Everyone gets paid out of the ticket sales including front of house, Jones and McGie.
Once the monthly event has been performed, the actors are free to join forces, put a program together, find a venue and do it all over again, giving a writer’s fee to McGie and a producer’s fee to Jones. Says Jones: “Any actor can produce a show. They can assemble a team of eight, they can arrange a venue, ticket price, etc. But John will put the show content together.”
Nice, eh? Everybody gets a little piece of the pie.
53 West Broadway is the address of Seven Dining Lounge, closed to the public from 7:30PM until the show is over – about 9:30. Poutine, hamburgers, calamari, Caesar salad with chicken breast are part of the menu; I can vouch for the salad. And, of course, you can drink.
The evening is nicely balanced and it’s fun. The monologues are not all funny; some, like “Green”, performed by Brian Hinson, are quite political. Mocking our sanitized world, the out-of-work farmer scoffs, “Air don’t need air freshener if it’s clean.” Or Lissa Neptuno’s “Travel” in which a traveller in a post-apocalyptic world is strip-searched before being allowed to leave Earth and fly to another, cleaner planet. Ironically, the huge price of the ticket was made in the oil and gas industry.
Many have great little twists at the end. I particularly loved “Yarn Bombing”, performed by Jennifer Suratos. It all began innocently enough with a bunch of older women in a rest home “knitting things and putting them on things” like trees and corpses. Eventually they were digging up the freshly deceased and putting toques on them – until the cops came. There’s a law, apparently. Ends wonderfully with the old gal getting back at the relatives who put her in the old folks home in the first place.
Siobhan McCarthy came pretty close to getting all dog lovers in tears with her tale of old Rufus in “The Power of Prayer”. I might have had to make a weepy retreat if that old hound had bitten the bullet.
Kathy Daniels did a dynamite job of “Garden Rap”(“Mother Nature’s a bitch/Gotta respect that girl”); Brandon Barrett clopped along as a hayseed on the lookout for sasquatches around Harrison Hot Springs, and Todd Weitzel played a surfer dude in “Surf’s Up” and a ticked off guy wanting to buy a moo-moo for his mother.
Writer McGie is a very funny guy and the writing is smart. No fart jokes, although now I’ve mentioned the word, I can almost hear his wheels turning. As with all writers, they reveal themselves in the writing; I’d have to say McGie probably does not vote Liberal provincially or Conservative federally. He’s on the side of the little man although he’s a big guy. He worries about homelessness, corporate greed, has a highly evolved sense of the ironic. And he loves dogs.

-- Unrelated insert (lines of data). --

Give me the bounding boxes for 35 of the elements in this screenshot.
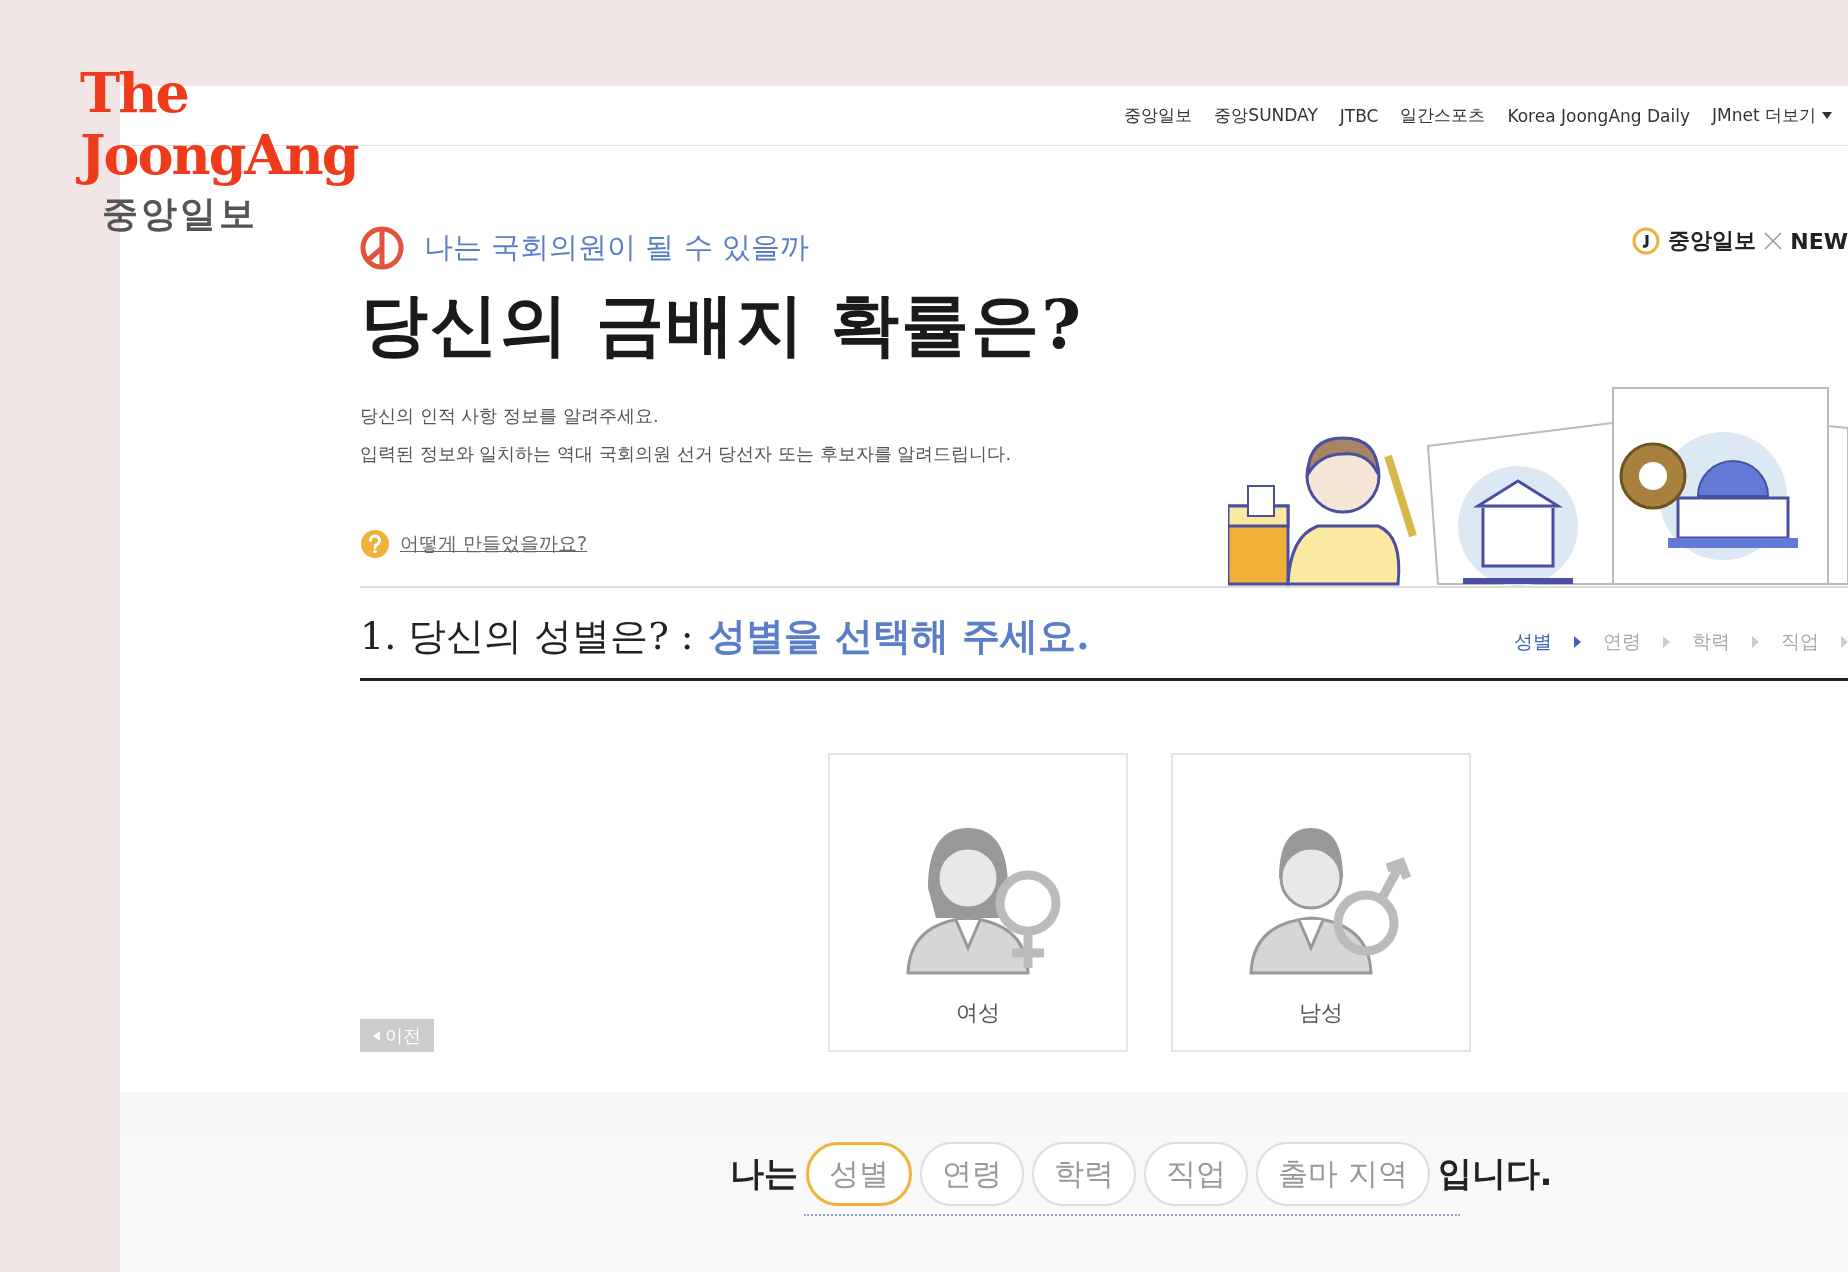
- nav-link[interactable]: 일간스포츠: [1400, 104, 1486, 127]
- nav-link[interactable]: Korea JoongAng Daily: [1507, 105, 1690, 126]
- help-icon: [360, 529, 390, 559]
- ballot-mark-icon: [360, 226, 404, 270]
- left-triangle-icon: [373, 1030, 380, 1041]
- step-arrow-icon: [1841, 636, 1848, 648]
- logo-text: The: [80, 62, 189, 124]
- step-arrow-icon: [1574, 636, 1581, 648]
- nav-link[interactable]: JMnet 더보기: [1712, 104, 1832, 127]
- nav-link[interactable]: 중앙일보: [1124, 104, 1193, 127]
- summary-text: 입니다.: [1437, 1152, 1553, 1195]
- gender-option-card[interactable]: 남성: [1171, 753, 1471, 1052]
- progress-step: 직업: [1781, 629, 1819, 655]
- page-title: 당신의 금배지 확률은?: [360, 283, 1085, 366]
- question-number: 1. 당신의 성별은? :: [360, 612, 694, 660]
- description-text: 당신의 인적 사항 정보를 알려주세요.: [360, 404, 660, 428]
- step-arrow-icon: [1663, 636, 1670, 648]
- nav-link[interactable]: JTBC: [1339, 105, 1379, 126]
- nav-link[interactable]: 중앙SUNDAY: [1214, 104, 1318, 127]
- partner-name: 중앙일보: [1668, 227, 1757, 255]
- progress-step: 성별: [1514, 629, 1552, 655]
- cross-icon: [1764, 232, 1783, 250]
- gender-option-card[interactable]: 여성: [828, 753, 1128, 1052]
- partner-name: NEW: [1790, 228, 1848, 254]
- description-text: 입력된 정보와 일치하는 역대 국회의원 선거 당선자 또는 후보자를 알려드립니다.: [360, 442, 1013, 466]
- logo-subtitle: 중앙일보: [102, 192, 259, 236]
- summary-text: 나는: [730, 1152, 798, 1195]
- progress-step: 연령: [1603, 629, 1641, 655]
- question-prompt: 성별을 선택해 주세요.: [707, 611, 1090, 660]
- help-link[interactable]: 어떻게 만들었을까요?: [400, 531, 588, 557]
- dropdown-caret-icon: [1822, 112, 1832, 119]
- j-logo-icon: [1632, 227, 1661, 255]
- step-arrow-icon: [1752, 636, 1759, 648]
- progress-step: 학력: [1692, 629, 1730, 655]
- page-kicker: 나는 국회의원이 될 수 있을까: [424, 229, 809, 266]
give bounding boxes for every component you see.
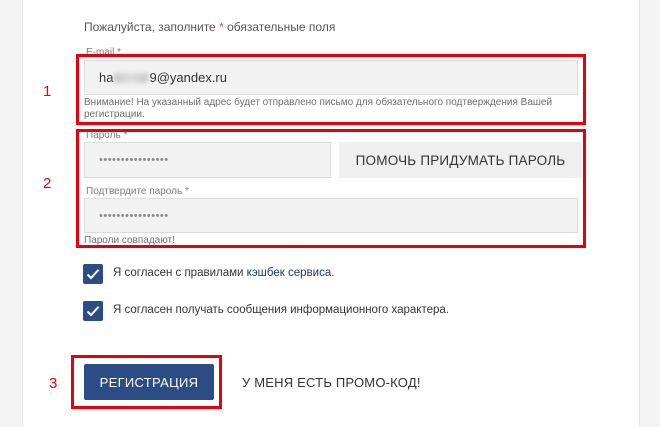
hint-text-end: обязательные поля (223, 20, 336, 34)
agree-rules-label: Я согласен с правилами кэшбек сервиса. (113, 267, 334, 279)
agree-rules-text: Я согласен с правилами (113, 267, 247, 279)
agree-rules-period: . (331, 267, 335, 279)
agree-rules-checkbox[interactable] (83, 264, 103, 284)
checkmark-icon (86, 306, 100, 317)
required-fields-hint: Пожалуйста, заполните * обязательные пол… (84, 20, 335, 34)
annotation-box-3 (71, 355, 222, 409)
annotation-box-1 (76, 54, 586, 125)
annotation-number-2: 2 (43, 175, 52, 192)
annotation-number-3: 3 (49, 375, 58, 392)
agree-info-checkbox[interactable] (83, 301, 103, 321)
annotation-box-2 (76, 129, 586, 248)
promo-code-link[interactable]: У МЕНЯ ЕСТЬ ПРОМО-КОД! (242, 375, 421, 390)
cashback-rules-link[interactable]: кэшбек сервиса (247, 267, 332, 279)
agree-info-label: Я согласен получать сообщения информацио… (113, 304, 449, 316)
annotation-number-1: 1 (43, 83, 52, 100)
hint-text: Пожалуйста, заполните (84, 20, 220, 34)
checkmark-icon (86, 269, 100, 280)
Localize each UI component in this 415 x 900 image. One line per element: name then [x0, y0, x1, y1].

About himself, McGie says he’s a “vegetarian caffeine addict with no fashion sense beyond what he gets for Christmas.” Of The Chair, Jones has this to say: “I produce the show because I think it is a fascinating and spectacular collection of talent and imagination.”
Check back in September. By that time you will have had all the sunsets you want to watch and be ready for an interesting evening that’s a win-win for everyone involved. Interesting concept and the only props needed are a bunch of wooden chairs for seven or eight actors. That and a whole lot of writing and performing talent.